Source: The Rwenzori Times
Woman MP for Mitoma District, Hon Jovah Kamateka, last week moved a motion for resolution of Parliament urging government to develop and enforce policies and strategies to protect girls against teenage pregnancy and child marriages.
The legislator is pushing for government intervention in laying strategies and putting in place measures to address the rising cases of teenage pregnancies both during and post the Covid-19 pandemic.
Addressing journalists yesterday, Hon Kamateka noted that the Covid-19 pandemic led to the closure of most sectors of the economy including academic and tertiary institutions in 2020 which hitherto productively engaged and acted as productive structures for the girl child against teenage pregnancy and child marriage.
According to her, Uganda has the highest rate of teenage pregnancy in Sub-Saharan Africa with over 25% pregnancies among teenagers registered every year.
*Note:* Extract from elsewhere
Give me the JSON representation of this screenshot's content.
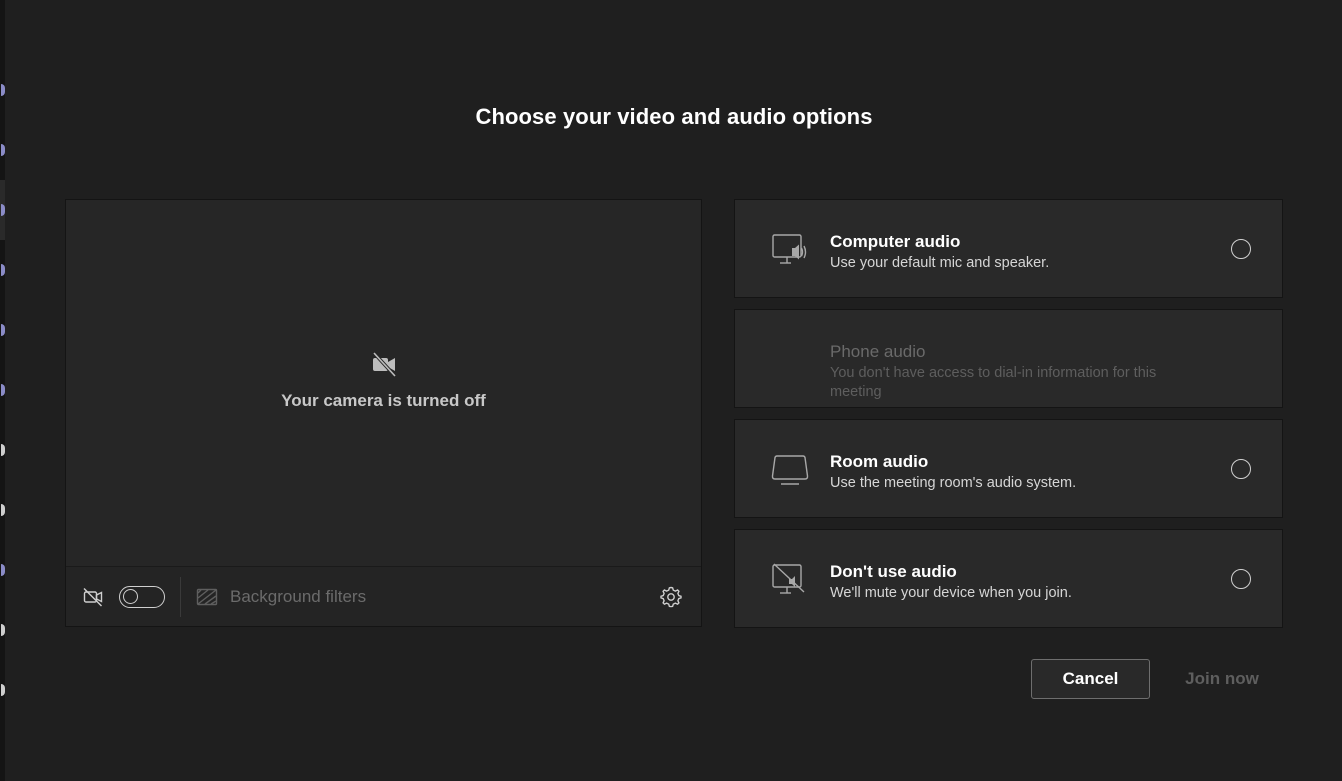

She revealed that, as per available statistics, before the covid-19 pandemic, 36% of women aged 19 to 22 years were reported to have been married off before the age of 18 and one in every ten girls is married off before the age of 15 years with districts like Rakai, Bukomansimbi, Gomba, Luwero, Mityana, Mubende among others reporting 128, 167, 196, 12944,3200 and 1072 cases respectively.
“As a result of the lockdown and redundancy in homes, many sexual violations emanated from within the family setting itself, with reports indicating that sexual abuse was the third most highest form of child abuse contributing 20.1% of which 9% of the victims were girls and 17% of the perpetrators were family members,” Kamateka highlighted.
Mr. Moses Ntenga, the Founder and Director of Joy for Children, an NGO that advocates both at the grassroots and on a national level for child rights and seeks to end violence against children through capacity building, activism, psycho-social and legal assistance, requested government to provide adequate resources to the institutions of the police, local councils and probation officers to enable them perform their roles in protecting girls against teenage pregnancy and early marriage.